コロナが収束して、実地で開催されるイベントで野田氏がまた登壇される機会があれば、ぜひ参加したいと思う次第だ。また神戸・三宮でまる九という飲食店も経営もされているようなので、ほっともっとフィールドでの試合観戦に合わせて訪問する機会を探ってみてもいいかもしれない。

 

オリックス・ブルーウェーブ

背番号 6

田口 壮

f:id:shibata_pro:20200925114658j:plain

f:id:shibata_pro:20200925114702j:plain

 1996年ベースボールマガジン社製ダイヤモンドカード。のっけから超余談かつ超ローカル談であるが、大阪は堺市、津久野駅前にあった天牛書店という、知る人ぞ知る本屋で購入したものである。

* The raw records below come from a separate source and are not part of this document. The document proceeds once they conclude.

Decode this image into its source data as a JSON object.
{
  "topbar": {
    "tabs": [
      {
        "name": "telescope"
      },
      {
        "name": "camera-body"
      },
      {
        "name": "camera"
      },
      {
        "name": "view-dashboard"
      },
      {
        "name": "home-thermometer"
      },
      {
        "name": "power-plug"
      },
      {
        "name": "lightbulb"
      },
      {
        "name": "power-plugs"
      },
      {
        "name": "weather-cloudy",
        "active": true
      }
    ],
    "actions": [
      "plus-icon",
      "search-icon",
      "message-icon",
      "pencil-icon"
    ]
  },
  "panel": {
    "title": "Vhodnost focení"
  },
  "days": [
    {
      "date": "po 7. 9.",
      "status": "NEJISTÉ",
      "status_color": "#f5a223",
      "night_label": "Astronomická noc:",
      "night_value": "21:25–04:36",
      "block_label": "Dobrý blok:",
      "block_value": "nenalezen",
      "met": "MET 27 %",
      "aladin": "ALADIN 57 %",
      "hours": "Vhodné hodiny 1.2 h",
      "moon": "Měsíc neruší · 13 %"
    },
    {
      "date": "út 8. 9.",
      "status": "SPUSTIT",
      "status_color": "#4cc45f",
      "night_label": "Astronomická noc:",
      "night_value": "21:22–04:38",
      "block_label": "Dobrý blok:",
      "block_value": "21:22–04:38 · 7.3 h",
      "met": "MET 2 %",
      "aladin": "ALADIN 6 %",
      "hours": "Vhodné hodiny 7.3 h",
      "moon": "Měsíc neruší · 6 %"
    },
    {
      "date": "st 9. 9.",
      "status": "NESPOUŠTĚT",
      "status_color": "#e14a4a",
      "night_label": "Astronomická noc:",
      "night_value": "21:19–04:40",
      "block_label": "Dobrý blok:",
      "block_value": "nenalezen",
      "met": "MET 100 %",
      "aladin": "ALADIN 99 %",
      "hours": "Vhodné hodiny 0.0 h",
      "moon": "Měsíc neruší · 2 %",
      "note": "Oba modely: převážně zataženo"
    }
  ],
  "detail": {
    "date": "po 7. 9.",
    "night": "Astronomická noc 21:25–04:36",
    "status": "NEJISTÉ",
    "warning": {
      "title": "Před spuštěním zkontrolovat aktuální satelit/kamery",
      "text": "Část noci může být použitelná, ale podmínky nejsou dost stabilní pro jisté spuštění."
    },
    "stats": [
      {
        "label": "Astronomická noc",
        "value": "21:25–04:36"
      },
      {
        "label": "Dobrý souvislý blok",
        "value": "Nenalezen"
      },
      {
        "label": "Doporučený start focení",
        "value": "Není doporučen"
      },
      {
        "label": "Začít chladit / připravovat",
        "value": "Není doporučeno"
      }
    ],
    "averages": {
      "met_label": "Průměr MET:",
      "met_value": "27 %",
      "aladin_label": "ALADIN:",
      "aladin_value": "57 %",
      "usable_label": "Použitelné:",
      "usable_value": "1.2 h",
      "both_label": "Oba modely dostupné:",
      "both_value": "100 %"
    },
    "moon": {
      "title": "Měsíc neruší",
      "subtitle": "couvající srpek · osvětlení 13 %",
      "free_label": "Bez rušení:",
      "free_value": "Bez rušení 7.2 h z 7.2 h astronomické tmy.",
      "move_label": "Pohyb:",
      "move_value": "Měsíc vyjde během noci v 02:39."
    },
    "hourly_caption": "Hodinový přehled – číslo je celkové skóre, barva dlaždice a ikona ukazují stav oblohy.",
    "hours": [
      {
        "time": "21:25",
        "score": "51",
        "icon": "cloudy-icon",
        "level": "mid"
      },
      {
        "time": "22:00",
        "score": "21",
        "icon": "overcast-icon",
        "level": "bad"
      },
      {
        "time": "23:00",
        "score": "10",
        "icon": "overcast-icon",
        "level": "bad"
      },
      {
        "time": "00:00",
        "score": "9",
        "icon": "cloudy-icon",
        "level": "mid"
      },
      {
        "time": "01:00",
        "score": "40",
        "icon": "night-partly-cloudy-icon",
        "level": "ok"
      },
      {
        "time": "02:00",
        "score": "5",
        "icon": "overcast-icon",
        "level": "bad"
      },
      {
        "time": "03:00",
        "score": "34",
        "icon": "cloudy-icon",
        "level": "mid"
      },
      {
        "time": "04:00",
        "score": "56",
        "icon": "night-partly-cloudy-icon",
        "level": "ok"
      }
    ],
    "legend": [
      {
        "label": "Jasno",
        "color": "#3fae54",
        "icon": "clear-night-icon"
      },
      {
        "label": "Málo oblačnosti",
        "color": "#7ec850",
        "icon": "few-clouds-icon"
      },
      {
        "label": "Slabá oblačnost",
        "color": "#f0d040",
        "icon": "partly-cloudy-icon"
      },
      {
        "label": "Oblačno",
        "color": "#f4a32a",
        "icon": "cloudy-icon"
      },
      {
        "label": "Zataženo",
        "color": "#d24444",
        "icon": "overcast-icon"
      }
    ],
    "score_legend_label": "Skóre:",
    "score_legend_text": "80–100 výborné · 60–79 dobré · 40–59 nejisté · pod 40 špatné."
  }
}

周りの友達がそろってSMAPに夢中になるなか、小遣いを握りしめてパ・リーグの野球カードを買うことは、この当時としてはなかなかの異端であったように思い出す。それを考えると、アイドル的存在の選手も多く輩出していてグッズも充実している現在のパ・リーグは、十分「マジョリティ」の位置づけなのではないか、と感じる。

 

さて、田口氏に話を戻す。

ドラフト1位でブルーウェーブに入団したのが1992年。前述の野田投手と同様、ブルーウェーブの優勝に貢献した一員で、バッティングと守備が光る名選手。イチローフィーバーもあいまって、全国区のメディアに露出する機会も多く、華美なイメージを主に持っていた。

しかし今回このカードを手に取り、あらためて同選手のキャリアについて調べ、デビュー当時はスローイング障害や突発性難聴に苦しんでいたことを初めて知った。90年代ブルーウェーブ時代~00年代メジャーでの活躍という輝かしい一面以外にも、ファンからは見えない苦悩があるのだ。それは田口氏に限ったことではない。昔、プレーを拝見していた選手の新たな一面を、今再発見できるのは、このカード記録のブログ記事執筆の醍醐味だと思っている。

メジャー・マイナーリーグでキャリアを積んだのち、2010年にバファローズになった後のオリックスに復帰。チームのメンターとして活躍し、2012年に現役を引退された。

現在はオリックス・バファローズの一軍野手総合兼打撃コーチを務められている。2020年8月に、中嶋聡監督代行が就任された際、田口氏と監督代行がダグアウトに並ぶ様子をみて、ああ、あの頃ブルーウェーブの面々だ、とうれし懐かしい気持ちになった同世代のファンは多いはず。もっとも当初は次期監督に就任するのでは?と予想するファンも多かったが、ポジションに関わらず、今のオリックスを良い方向へと導いてほしいと願う。

 

・・・

当エントリ執筆現在の2020年9月25日。オリックス・バファローズはなんと一週間負けなしという好コンディションを保っている。

観客は声援をおくれないけれど、球場には大下選手の声が響き渡っている。

 

オリたちの開幕は、9月15日やったんや。

そう思ってもいいのではないか。

いや、まあ、遅すぎるけど。

ここまできたらいわゆる「ポジ要素」盛り盛りで楽しんだもの勝ちだろう。